Fall Semester
Autonomous Exploration
Autonomous exploration was highly unreliable right until the FVD Encore. We could not demonstrate it during both the FVD and FVD Encore. The local planner wasn’t reliable. It would often run into obstacles or get stuck because no feasible paths were found.
Within 24 hours after the FVD Encore, we achieved repeatability in autonomy. We replaced the local planner and wrote a position controller and active waypoint filter. With these simple but smartly implemented algorithms, the autonomous exploration worked almost every time. It finally looked convincing and had a strong element of repeatability. We also implemented a safety framework where the robot would halt if the waypoint or velocity commands weren’t confident. The robot also needs the operator to publish an “allowed-to-move” signal at all times to keep moving.
Through this series of implementations, we met nearly all our performance, functional, and non-functional requirements. We scheduled a Final Validation Demonstration (Not-an-fvd) after the FVD Encore and demonstrated that we met these requirements. We demonstrated the safety features and demonstrated that the operator could pause and resume the autonomous exploration at will, and override the autonomy by using the joystick controller. We met the exploration rate in our performance requirements, the clutterness requirement, and the narrow door criterion. We also closed the circle on the other non-functional requirements. Our robot system was light enough to be carried around in disaster settings, narrow enough to enter small spaces, and not hazardous to the victims or first-responders in any form.
Human Detection
The Human Detection System, utilizing YOLOv8 for detecting and localizing humans, exhibits both strengths and areas for improvement. Its primary strength is its ability to reliably detect and localize humans within given frames, a capability vital for applications where accurate human recognition is crucial for safety and operational efficiency.

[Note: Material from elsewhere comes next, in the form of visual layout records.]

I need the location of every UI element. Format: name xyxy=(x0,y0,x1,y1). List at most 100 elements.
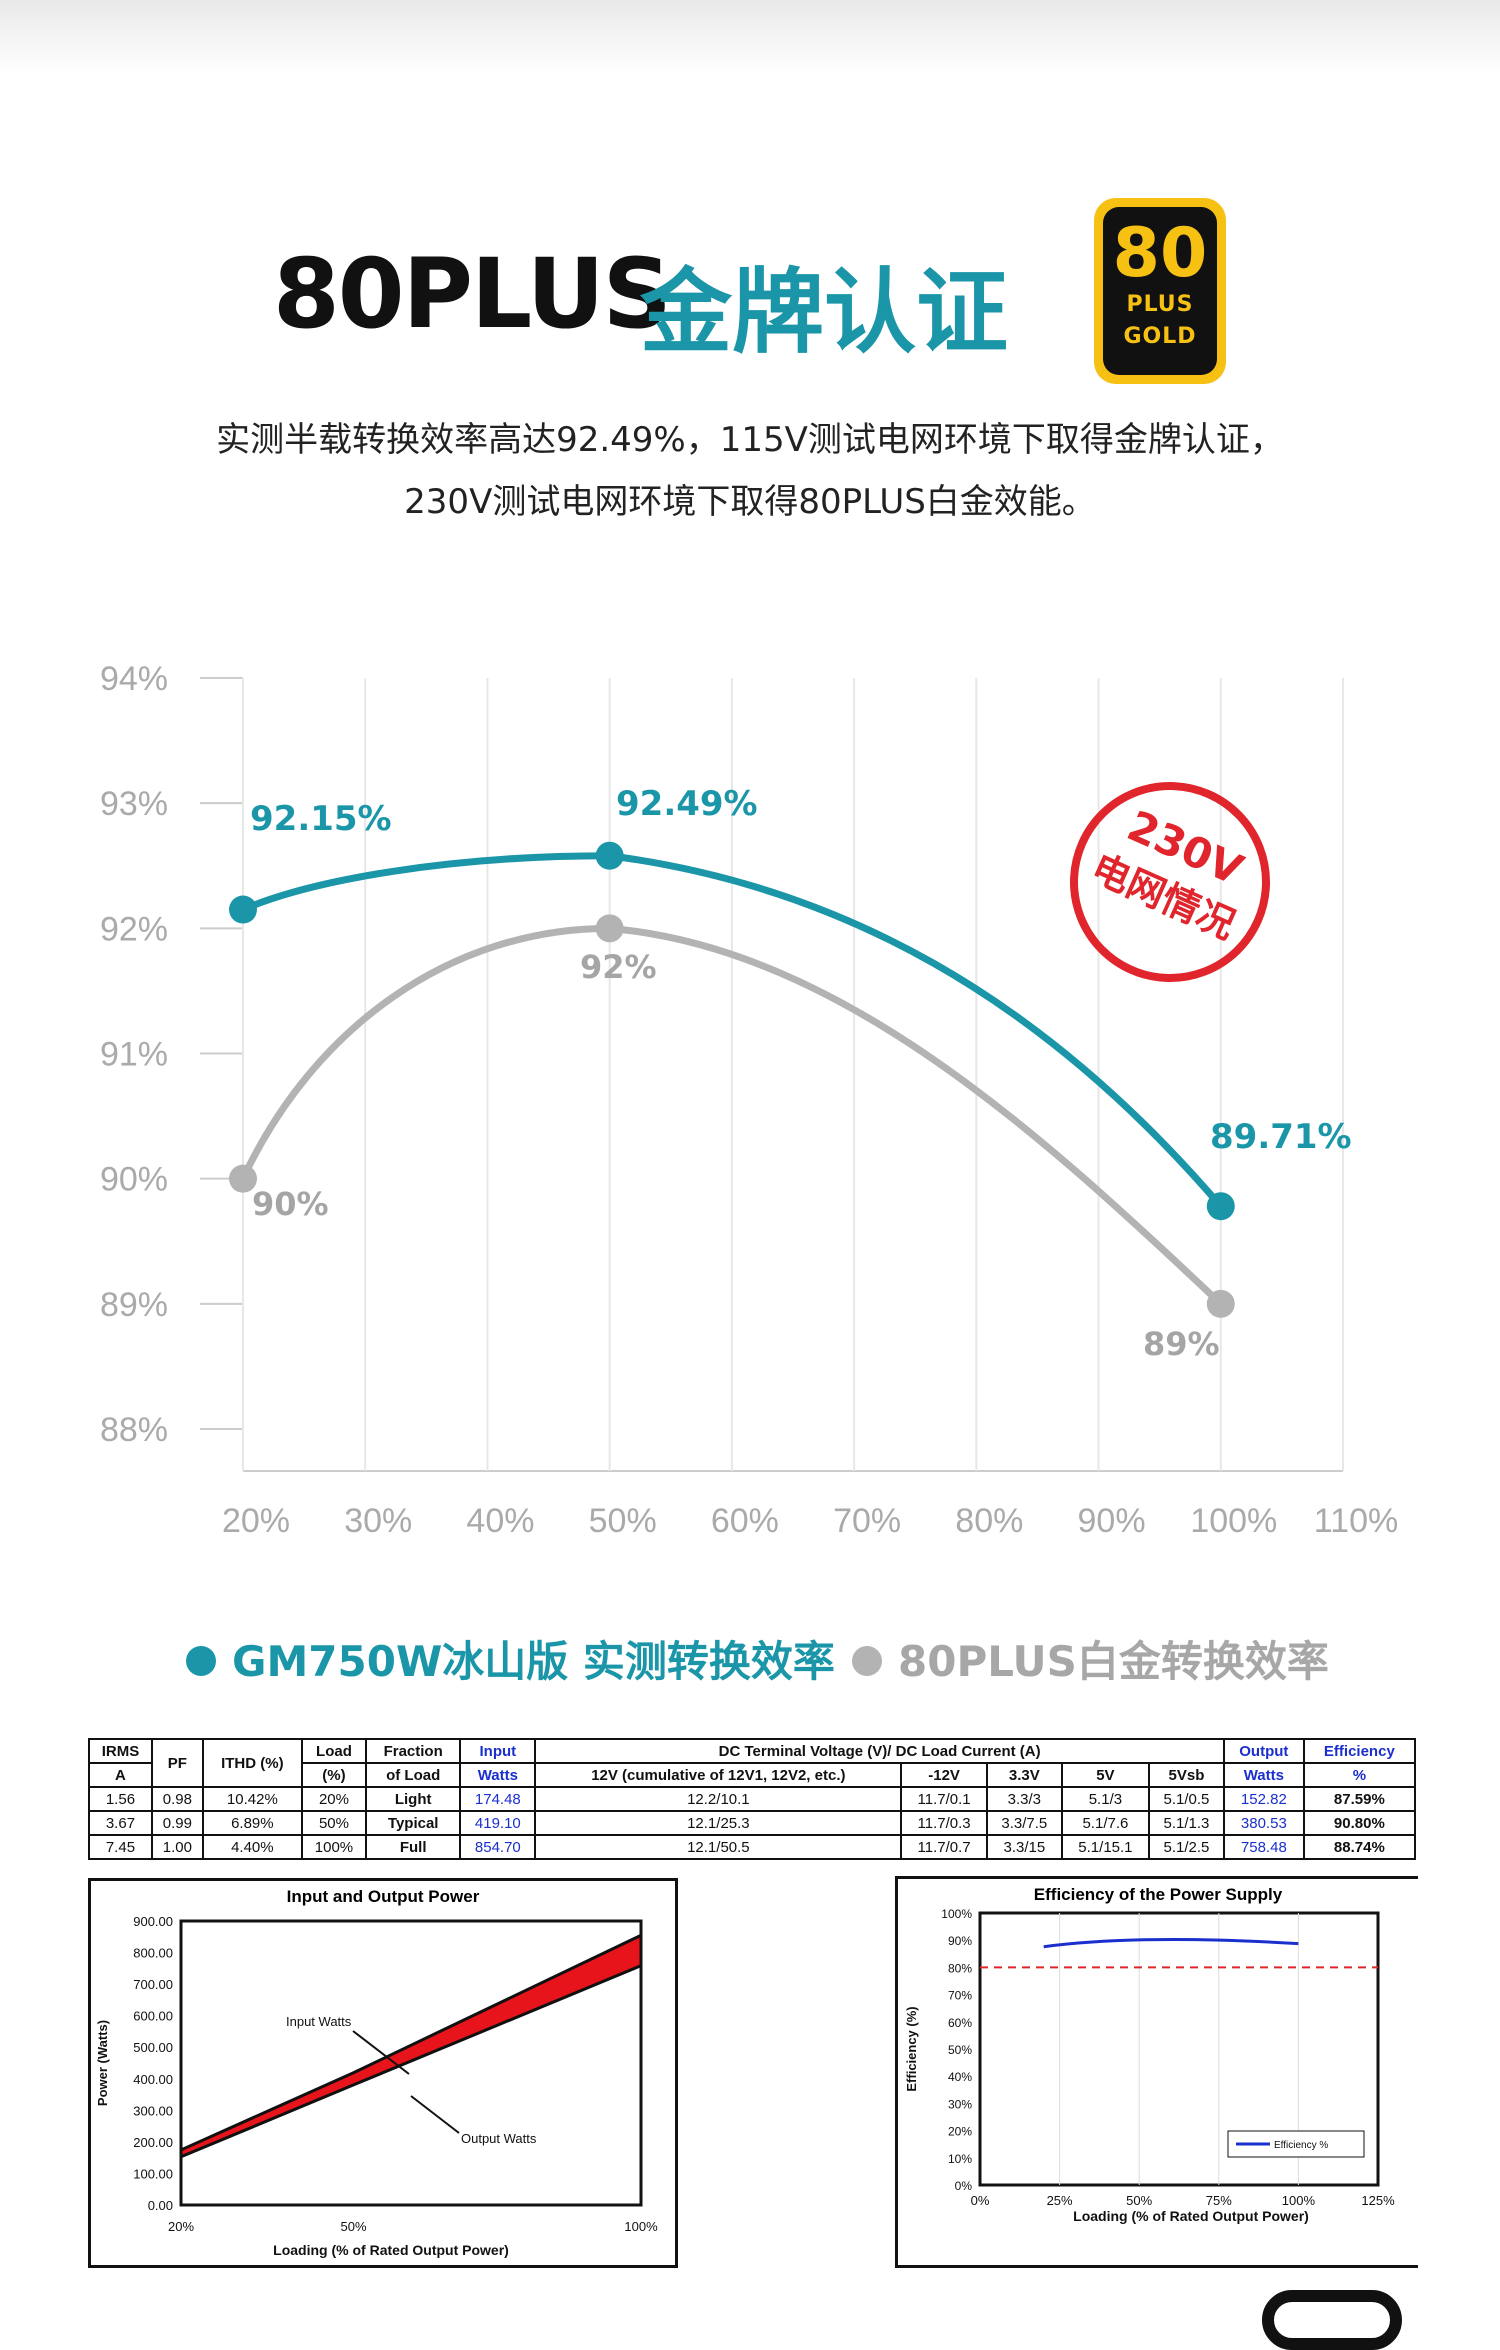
th-dc-terminal: DC Terminal Voltage (V)/ DC Load Current… xyxy=(534,1738,1225,1764)
series-line xyxy=(241,852,1224,1209)
table-cell: 5.1/1.3 xyxy=(1147,1810,1225,1836)
y-tick-label: 300.00 xyxy=(133,2103,173,2118)
table-cell: 11.7/0.7 xyxy=(900,1834,988,1860)
efficiency-line-chart: 94% 93% 92% 91% 90% 89% 88% 20% 30% 40% 50% 60% 70% 8… xyxy=(100,660,1398,1540)
th-fraction: Fraction xyxy=(365,1738,462,1764)
efficiency-of-power-supply-chart: 0% 25% 50% 75% 100% 125% 100% 90% 80% 70% 60% 50% 40… xyxy=(904,1907,1395,2224)
x-tick-label: 50% xyxy=(589,1502,657,1540)
data-point xyxy=(229,895,257,924)
th-5v: 5V xyxy=(1060,1762,1150,1788)
x-tick-label: 90% xyxy=(1078,1502,1146,1540)
y-tick-label: 92% xyxy=(100,910,168,948)
legend-label: Efficiency % xyxy=(1274,2140,1328,2151)
y-tick-label: 20% xyxy=(948,2125,972,2139)
test-data-table: IRMS PF ITHD (%) Load Fraction Input DC … xyxy=(88,1738,1417,1860)
table-cell: 174.48 xyxy=(459,1786,537,1812)
efficiency-line xyxy=(1043,1937,1299,1949)
subtitle-line-1: 实测半载转换效率高达92.49%，115V测试电网环境下取得金牌认证， xyxy=(216,420,1284,460)
data-point xyxy=(1206,1289,1235,1318)
legend-item-gm750w: GM750W冰山版 实测转换效率 xyxy=(186,1628,835,1689)
data-label: 92% xyxy=(580,948,657,986)
table-header-row: A (%) of Load Watts 12V (cumulative of 1… xyxy=(88,1762,1417,1788)
y-tick-label: 80% xyxy=(948,1961,972,1975)
x-tick-label: 20% xyxy=(222,1502,290,1540)
table-cell: 1.56 xyxy=(88,1786,153,1812)
table-cell: 4.40% xyxy=(201,1834,303,1860)
table-cell: 3.67 xyxy=(88,1810,153,1836)
input-watts-line xyxy=(180,1934,642,2151)
y-tick-label: 10% xyxy=(948,2152,972,2166)
annotation-label: Output Watts xyxy=(461,2131,537,2146)
title-highlight: 金牌认证 xyxy=(640,259,1009,366)
efficiency-chart-title: Efficiency of the Power Supply xyxy=(1033,1885,1283,1904)
table-cell: 12.2/10.1 xyxy=(534,1786,903,1812)
table-cell: Light xyxy=(365,1786,462,1812)
th-load: Load xyxy=(300,1738,368,1764)
y-tick-label: 70% xyxy=(948,1989,972,2003)
y-tick-label: 400.00 xyxy=(133,2072,173,2087)
legend-box xyxy=(1227,2130,1365,2158)
y-tick-label: 900.00 xyxy=(133,1914,173,1929)
annotation-arrow xyxy=(410,2095,460,2134)
x-tick-label: 100% xyxy=(624,2219,658,2234)
th-12v: 12V (cumulative of 12V1, 12V2, etc.) xyxy=(534,1762,903,1788)
data-point xyxy=(595,914,624,943)
y-tick-label: 0% xyxy=(955,2179,973,2193)
table-cell: 758.48 xyxy=(1222,1834,1305,1860)
gray-dot-icon xyxy=(852,1645,882,1676)
th-pf: PF xyxy=(150,1738,204,1788)
y-tick-label: 500.00 xyxy=(133,2040,173,2055)
y-tick-label: 800.00 xyxy=(133,1946,173,1961)
legend-item-80plus: 80PLUS白金转换效率 xyxy=(852,1628,1329,1689)
table-row: 1.56 0.98 10.42% 20% Light 174.48 12.2/10.1 11.… xyxy=(88,1786,1417,1812)
table-cell: 0.98 xyxy=(150,1786,204,1812)
x-tick-label: 30% xyxy=(344,1502,412,1540)
x-tick-label: 80% xyxy=(955,1502,1023,1540)
table-cell: 12.1/25.3 xyxy=(534,1810,903,1836)
th-output: Output xyxy=(1222,1738,1305,1764)
output-watts-line xyxy=(180,1964,642,2158)
y-tick-label: 89% xyxy=(100,1286,168,1324)
data-label: 92.15% xyxy=(250,799,392,839)
y-axis-label: Efficiency (%) xyxy=(904,2006,919,2091)
table-cell: 5.1/3 xyxy=(1060,1786,1150,1812)
data-label: 90% xyxy=(252,1185,329,1223)
data-point xyxy=(229,1164,257,1193)
table-cell: 3.3/3 xyxy=(985,1786,1063,1812)
table-cell: 10.42% xyxy=(201,1786,303,1812)
th-minus12v: -12V xyxy=(900,1762,988,1788)
y-tick-label: 90% xyxy=(948,1934,972,1948)
x-tick-label: 25% xyxy=(1047,2193,1073,2208)
table-cell: 854.70 xyxy=(459,1834,537,1860)
x-tick-label: 100% xyxy=(1282,2193,1316,2208)
data-point xyxy=(1206,1192,1235,1221)
table-cell: 6.89% xyxy=(201,1810,303,1836)
table-cell: 0.99 xyxy=(150,1810,204,1836)
table-cell: 50% xyxy=(300,1810,368,1836)
data-point xyxy=(595,841,624,870)
table-cell: 88.74% xyxy=(1302,1834,1417,1860)
x-tick-label: 70% xyxy=(833,1502,901,1540)
power-chart-title: Input and Output Power xyxy=(286,1887,480,1906)
table-cell: 12.1/50.5 xyxy=(534,1834,903,1860)
annotation-label: Input Watts xyxy=(286,2014,352,2029)
table-cell: 1.00 xyxy=(150,1834,204,1860)
table-row: 7.45 1.00 4.40% 100% Full 854.70 12.1/50.5 11.7… xyxy=(88,1834,1417,1860)
table-cell: 419.10 xyxy=(459,1810,537,1836)
y-axis-label: Power (Watts) xyxy=(95,2020,110,2106)
table-cell: 3.3/7.5 xyxy=(985,1810,1063,1836)
x-tick-label: 40% xyxy=(466,1502,534,1540)
th-irms: IRMS xyxy=(88,1738,153,1764)
top-bar xyxy=(0,0,1500,76)
th-efficiency: Efficiency xyxy=(1302,1738,1417,1764)
y-tick-label: 200.00 xyxy=(133,2135,173,2150)
th-5vsb: 5Vsb xyxy=(1147,1762,1225,1788)
annotation-arrow xyxy=(352,2030,410,2075)
th-input: Input xyxy=(459,1738,537,1764)
th-ithd: ITHD (%) xyxy=(201,1738,303,1788)
table-cell: 7.45 xyxy=(88,1834,153,1860)
bottom-logo-fragment-icon xyxy=(1262,2290,1402,2350)
plot-frame xyxy=(978,1911,1380,2187)
legend-label: 80PLUS白金转换效率 xyxy=(898,1637,1329,1686)
legend-label: GM750W冰山版 实测转换效率 xyxy=(232,1637,835,1686)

However, the system’s performance heavily relies on the image transmission rate, which presents a notable weakness. The dependence on UDP packets from the RealSense camera introduces a vulnerability; if these packets are lost during transmission, YOLOv8 fails to detect anything. This can lead to detection gaps and potentially compromise the system’s reliability in critical situations.
An improvement in image transmission is essential to enhance the system’s robustness. Ensuring secure and stable transmission of image data would guarantee consistent receipt of necessary information by YOLOv8, thereby maintaining the system’s detection capabilities. The team has explored several solutions to improve image transmission speed, including using an Ethernet connection, switching to the 5G channel of the router, and running the human detection program directly inside the payload. However, the speed of image frame transmission remains sporadic. For future improvements, implementing measures such as packet loss recovery or a more reliable transmission protocol could mitigate this risk, leading to a more dependable and effective human detection system.
Spring Semester
Human Detection
Previously, we tested our system with Dragoon’s RGB dataset, but it doesn’t fit our use case because of the low light condition. To further test the human detection system, our team build up a 500 image dataset. We took a video of humans staying 5 meter and 3 meter away from the robot. Making different postures and hiding behind chair and wood board. We skipped the images that are easy to detect, and handpicked frames that look challenging for testing, as shown in figure 1. Our system reaches 80% precision with the 200 images taken 3 meters away from human. And it reaches 70% precision with the 300 images taken 5 meters away from human.
In SVD, the performance of human detection reached its goal. The performance of human detection subsystem is shown in Fig.3 and Fig.4. The robot is placed 5m away from humans and almost all humans are successfully detected and the functional requirement was met. On the right side of Fig.4, Connie was standing behind Saha so she was missed by YOLO.
Gait Controller Test
We conducted a gait controller test to evaluate the Darkbot mobility system’s ability to traverse rough terrains. The test was manually controlled by a human operator, using our custom Darkbot controller software. Our goal was to meet the requirements outlined in section 4.1 PRM-3. During the demonstration, the system successfully climbed over the debris and maintained balance, as seen in Figure 5. The system’s performance met the maximum height and ruggedness requirements, indicating that it is capable of traversing challenging terrain. The test involved navigating through a 2m² space containing five wooden boards measuring 100cm x 30cm x 2cm and two wooden planks with a 20-degree incline. Despite the challenging conditions, the robot was able to achieve the 8 centimeter height requirement, demonstrating its ability to handle rough terrain.
Simulation Test
During the simulation test, we aimed to evaluate the Darkbot’s ability to perform complex tasks by introducing dozens of 2 centimeter cubes in a 2×2 meter squared area. The objective was to ensure that the robot could traverse over the blocks while maintaining balance, rather than simply avoiding the obstacles. Additionally, we created eight tracks (See Figure 6) with varying terrain settings, providing the audience with the option to select a track randomly for testing. One of the tracks included passing through a narrow door, which meets the 8 cm width requirement specified in section 4.1 PRM-4. The simulation test enabled us to thoroughly assess the Darkbot’s performance and ensure that it met the necessary requirements for operation in dynamic environments.